India's economic miracle losing its lustre
March 11, 2008 00:00:00
NEW DELHI, Mar 10 (AFP): Booming India is reeling from a flurry of bad financial headlines, suggesting the outlook for the world's second fastest-growing major economy is not as rosy as it was, analysts say.
Economic growth is losing pace and inflation is on the rise, meaning India's central bank-which has hiked interest rates nine times since 2004 to tame prices-has little room to loosen monetary policy to spur activity, they say.
"The picture of very strong growth and low inflation in India is starting to give way to one of slowing growth and rising inflation," said Robert Prior-Wandesforde, an economist at HSBC in Singapore.

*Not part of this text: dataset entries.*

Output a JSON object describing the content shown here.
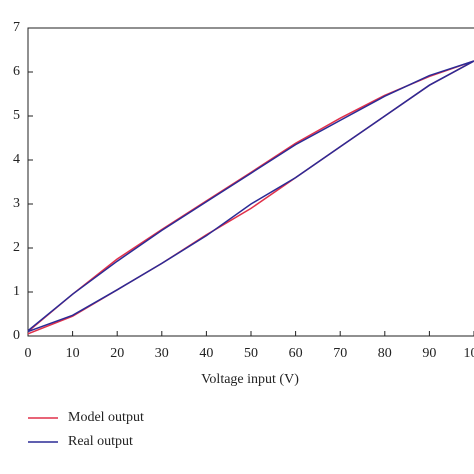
{
  "chart_data": {
    "type": "line",
    "x_label": "Voltage input (V)",
    "x": [
      0,
      10,
      20,
      30,
      40,
      50,
      60,
      70,
      80,
      90,
      100,
      90,
      80,
      70,
      60,
      50,
      40,
      30,
      20,
      10,
      0
    ],
    "series": [
      {
        "name": "Model output",
        "color": "#e0304a",
        "values": [
          0.05,
          0.45,
          1.05,
          1.65,
          2.3,
          2.9,
          3.6,
          4.3,
          5.0,
          5.7,
          6.25,
          5.9,
          5.47,
          4.95,
          4.38,
          3.72,
          3.07,
          2.42,
          1.75,
          0.95,
          0.1
        ]
      },
      {
        "name": "Real output",
        "color": "#2b2b96",
        "values": [
          0.1,
          0.47,
          1.05,
          1.65,
          2.28,
          3.0,
          3.6,
          4.3,
          5.0,
          5.7,
          6.25,
          5.92,
          5.45,
          4.9,
          4.35,
          3.7,
          3.05,
          2.4,
          1.7,
          0.95,
          0.12
        ]
      }
    ],
    "xlim": [
      0,
      100
    ],
    "xticks": [
      0,
      10,
      20,
      30,
      40,
      50,
      60,
      70,
      80,
      90,
      100
    ],
    "ylim": [
      0,
      7
    ],
    "yticks": [
      0,
      1,
      2,
      3,
      4,
      5,
      6,
      7
    ],
    "grid": false,
    "legend": "bottom-left"
  }
}
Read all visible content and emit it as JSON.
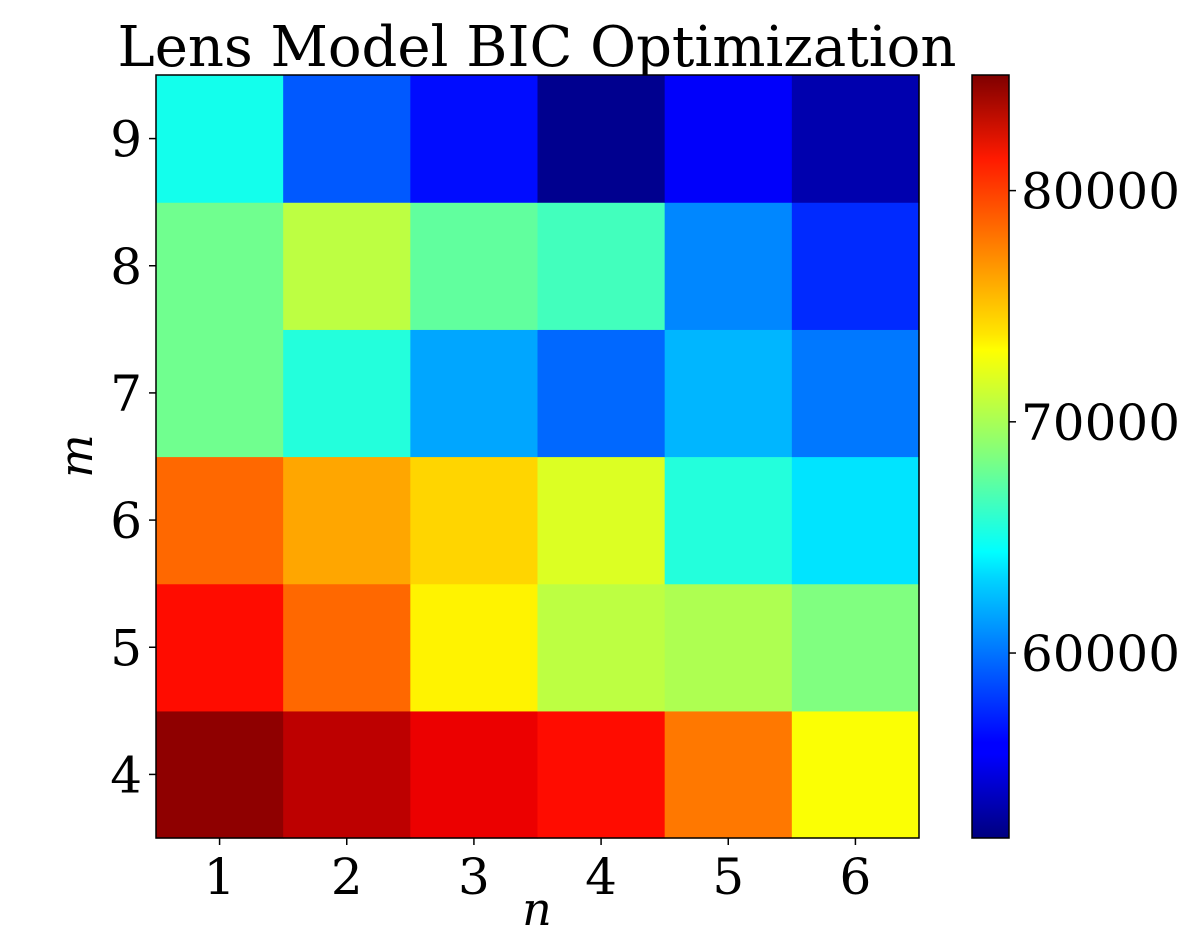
{
  "chart_data": {
    "type": "heatmap",
    "title": "Lens Model BIC Optimization",
    "xlabel": "n",
    "ylabel": "m",
    "x": [
      1,
      2,
      3,
      4,
      5,
      6
    ],
    "y": [
      4,
      5,
      6,
      7,
      8,
      9
    ],
    "x_tick_labels": [
      "1",
      "2",
      "3",
      "4",
      "5",
      "6"
    ],
    "y_tick_labels": [
      "4",
      "5",
      "6",
      "7",
      "8",
      "9"
    ],
    "values": [
      [
        84500,
        83000,
        81500,
        80500,
        77000,
        72500
      ],
      [
        80500,
        77500,
        73000,
        70500,
        70000,
        68500
      ],
      [
        77500,
        75500,
        74000,
        71500,
        65500,
        63500
      ],
      [
        68000,
        65500,
        61500,
        59500,
        62000,
        60000
      ],
      [
        68000,
        70500,
        67500,
        66500,
        60500,
        57500
      ],
      [
        65000,
        59000,
        56500,
        52500,
        56000,
        53500
      ]
    ],
    "colormap": "jet",
    "colorbar": {
      "min": 52000,
      "max": 85000,
      "ticks": [
        60000,
        70000,
        80000
      ],
      "tick_labels": [
        "60000",
        "70000",
        "80000"
      ]
    },
    "grid": false
  }
}
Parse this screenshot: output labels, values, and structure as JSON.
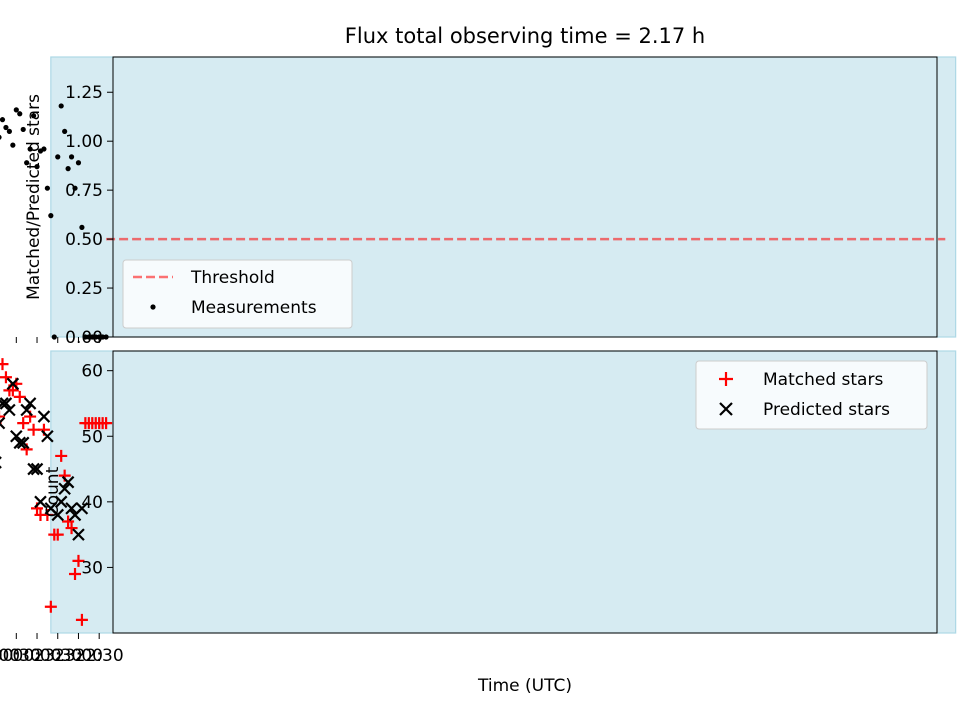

Last Friday, inflation in Asia's third-largest economy hit a nearly 10-month high of 5.02 per cent, pushing through the central bank's ceiling of five per cent for this fiscal year.
Adding to the gloom has been a 25 per cent slide since January 10 in India's benchmark Sensex share index-whose 47 per cent jump last year made it one of the world's top performers -- as foreign investors have bailed out.
"With the (global) economic turbulence, you're seeing a lot of risk aversion," said Amitabh Chakraborty, equities president of Mumbai's Religare Securities.
Also, the Congress-led government, which faces general elections in little over a year, is storing up fiscal trouble with its 15-billion-dollar loan bailout for farmers, big civil service pay hikes and tax cuts announced late last month in its populist, poll-geared budget, economists say.